I would climb one or another of our many tall trees and spend hours at heights that now make me shudder as a parent. On the first really nice spring day, I would take a pair of binoculars and observe and record airplane flights as our local airport, in full view to the north, would come alive like a hive beaten with a stick. On other nice days I would set up as a painter at the back of the yard and produce landscapes of startling mediocrity. In fact, if not for our yard, I would probably have spent all of my time living in books and had much less to connect them with; no outer match to my inner muse.

Subsequently, I spent much of my time in cities as culturally rich as my hometown was excitement challenged. When I started on the contemplative path, my mystical mom told me that I would begin to see the natural world differently. I was convinced I would be an urban contemplative, destined to behold the green lining of life's sidewalks.

As usual, mom was right.

Well, mostly right. I spent a month at a hermitage in Nova Scotia, and five months as a postulant in Big Sur, taking increasing notice of the God bursting at the world's every seam. I was edified by Annie Dillard, Rick Bass, Wendell Berry. I learned to sit crouched in the woods behind our place in the Poconos for 45 minutes at a time without so much as a muscle twitch, watching the woods crawl like a log that only that degree of stillness could overturn. But eventually, I found myself in that place where once-green dreams of creative attainment go to die when they wither unplucked: suburbia.

Which brings me to my yard, still mostly snow-crusted as I sit here and type on a late winter's afternoon. When we made the decision to buy a house eight years ago, I was determined that it have a good, kid-friendly yard. No pool (much to my step-daughter's chagrin), just enough space and enough flora and fauna to experience God's restless need to stay materially on the move. You might say I was shopping for a nice yard that happened to come with a house.

And eventually we found it, in a modest but mature neighborhood where the colors detonate for a couple of weeks or more each April, and again in the fall. We have an appropriately stately silver maple in the back, and a multi-personalitied Japanese maple in the front.

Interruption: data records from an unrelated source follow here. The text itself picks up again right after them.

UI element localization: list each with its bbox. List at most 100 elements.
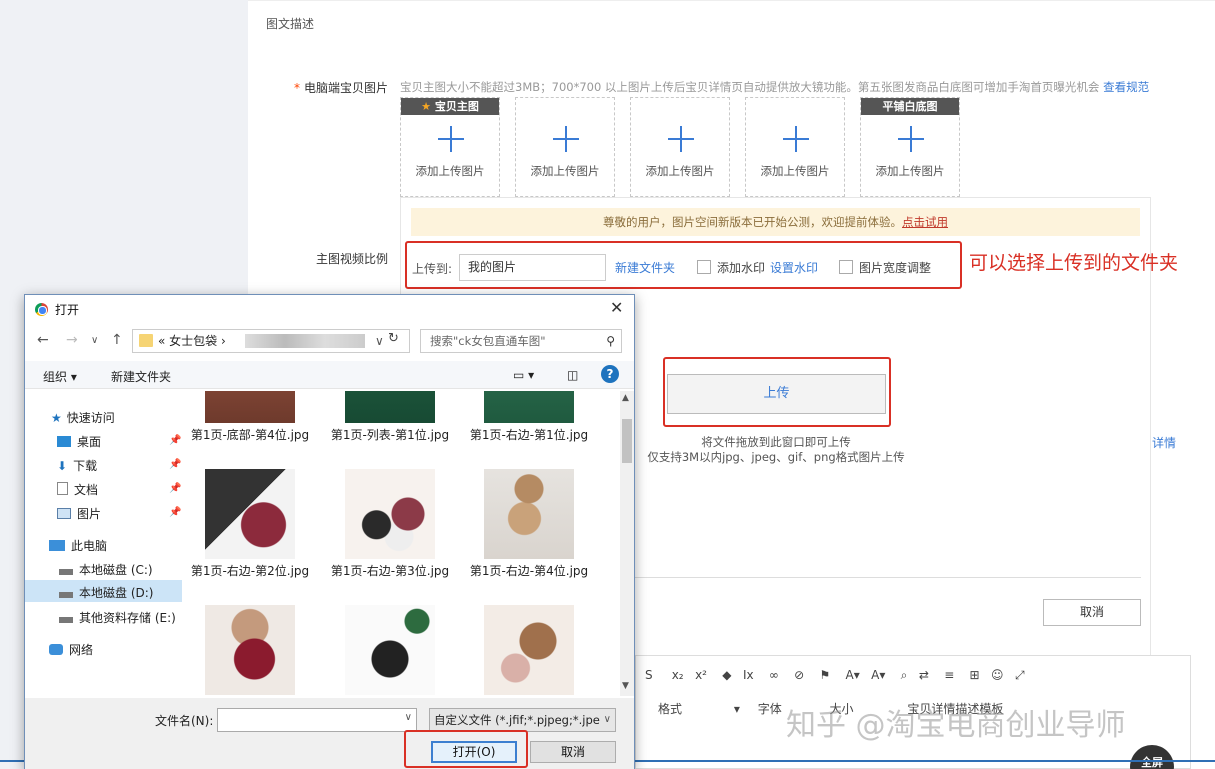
image-slot-5[interactable]: 平铺白底图 添加上传图片 (860, 97, 960, 197)
unlink-icon[interactable]: ⊘ (794, 668, 804, 682)
file-type-filter[interactable]: 自定义文件 (*.jfif;*.pjpeg;*.jpe ∨ (429, 708, 616, 732)
file-thumbnail[interactable] (205, 391, 295, 423)
plus-icon (783, 126, 809, 152)
view-icon[interactable]: ▭ ▾ (513, 368, 534, 382)
network-icon (49, 644, 63, 655)
font-color-icon[interactable]: A▾ (845, 668, 859, 682)
nav-this-pc[interactable]: 此电脑 (49, 537, 107, 554)
file-name[interactable]: 第1页-右边-第4位.jpg (464, 563, 594, 580)
scrollbar-thumb[interactable] (622, 419, 632, 463)
file-thumbnail[interactable] (484, 391, 574, 423)
view-spec-link[interactable]: 查看规范 (1103, 80, 1149, 94)
filename-label: 文件名(N): (155, 714, 214, 728)
search-icon[interactable]: ⌕ (901, 668, 908, 682)
folder-select[interactable]: 我的图片 (459, 254, 606, 281)
nav-pictures[interactable]: 图片 (57, 505, 101, 522)
superscript-icon[interactable]: x² (695, 668, 707, 682)
file-thumbnail[interactable] (345, 391, 435, 423)
image-slot-1[interactable]: ★ 宝贝主图 添加上传图片 (400, 97, 500, 197)
history-dropdown-icon[interactable]: ∨ (91, 335, 98, 346)
fullscreen-icon[interactable]: ⤢ (1015, 668, 1025, 682)
address-bar[interactable]: « 女士包袋 › ∨ (132, 329, 410, 353)
image-slot-2[interactable]: 添加上传图片 (515, 97, 615, 197)
dialog-search-input[interactable]: 搜索"ck女包直通车图" ⚲ (420, 329, 622, 353)
detail-link[interactable]: 详情 (1152, 434, 1176, 451)
scroll-down-icon[interactable]: ▼ (622, 681, 629, 691)
nav-label: 本地磁盘 (C:) (79, 563, 153, 577)
file-thumbnail[interactable] (205, 605, 295, 695)
link-icon[interactable]: ∞ (769, 668, 779, 682)
file-thumbnail[interactable] (345, 605, 435, 695)
nav-drive-d[interactable]: 本地磁盘 (D:) (25, 580, 182, 602)
preview-pane-icon[interactable]: ◫ (567, 368, 578, 382)
highlight-color-icon[interactable]: A▾ (871, 668, 885, 682)
forward-arrow-icon[interactable]: → (66, 332, 78, 348)
file-thumbnail[interactable] (205, 469, 295, 559)
dialog-nav-row: ← → ∨ ↑ « 女士包袋 › ∨ ↻ 搜索"ck女包直通车图" ⚲ (25, 327, 634, 355)
up-arrow-icon[interactable]: ↑ (111, 332, 123, 348)
help-icon[interactable]: ? (601, 365, 619, 383)
emoji-icon[interactable]: ☺ (991, 668, 1004, 682)
drop-tip: 将文件拖放到此窗口即可上传 (701, 435, 851, 449)
scroll-up-icon[interactable]: ▲ (622, 393, 629, 403)
close-icon[interactable]: ✕ (610, 298, 623, 317)
chevron-down-icon[interactable]: ∨ (405, 712, 412, 723)
nav-documents[interactable]: 文档 (57, 481, 98, 498)
organize-button[interactable]: 组织 ▾ (43, 368, 77, 385)
subscript-icon[interactable]: x₂ (672, 668, 684, 682)
nav-drive-c[interactable]: 本地磁盘 (C:) (59, 561, 153, 578)
organize-label: 组织 (43, 370, 68, 384)
format-dropdown-icon[interactable]: ▾ (734, 702, 740, 716)
watermark-checkbox[interactable] (697, 260, 711, 274)
nav-downloads[interactable]: ⬇ 下载 (57, 457, 97, 474)
pin-icon: 📌 (169, 483, 182, 494)
watermark-settings-link[interactable]: 设置水印 (770, 259, 818, 276)
dialog-toolbar: 组织 ▾ 新建文件夹 ▭ ▾ ◫ ? (25, 361, 634, 389)
file-name[interactable]: 第1页-右边-第3位.jpg (325, 563, 455, 580)
image-slot-3[interactable]: 添加上传图片 (630, 97, 730, 197)
clear-format-icon[interactable]: Ix (743, 668, 754, 682)
flag-icon[interactable]: ⚑ (819, 668, 830, 682)
file-name[interactable]: 第1页-右边-第1位.jpg (464, 427, 594, 444)
nav-label: 文档 (74, 483, 99, 497)
upload-button[interactable]: 上传 (667, 374, 886, 414)
nav-desktop[interactable]: 桌面 (57, 433, 101, 450)
plus-icon (898, 126, 924, 152)
search-placeholder: 搜索"ck女包直通车图" (430, 334, 546, 348)
dialog-cancel-button[interactable]: 取消 (530, 741, 616, 763)
resize-checkbox[interactable] (839, 260, 853, 274)
file-thumbnail[interactable] (484, 605, 574, 695)
file-name[interactable]: 第1页-底部-第4位.jpg (185, 427, 315, 444)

We have a family room with two skylights that frame the moon, and French doors that make the squirrels constantly playing on our deck seem like part of the family. We've had a pair of ducks and a pair of hawks as regular visitors (not at the same time). And we've been given the greatest suburban gift of all: free lawn care courtesy of my mom.

But I enjoy our yard the most when I enjoy it with Maddie. It's just the right size with just the right amount of plant life to sustain a good game of hide and seek. It's home to a soccer field, baseball diamond, and football field, depending on current requirements and requisite imagination. It's a place to explore and to discover otherness, likeness, and a diverse array of forms - wriggling, fluttering, scampering, and still. Of the atom-smashing, tirelessly mutating creativity of God it is both sign and microcosm. Just like Maddie herself.

And she even prefers it to "The Lion King."

Whew.


- monk about town

(Contemplative dad tip for the day: With a little menu planning, the ingredients for meals early in the week can make good pizza toppings later in the week.)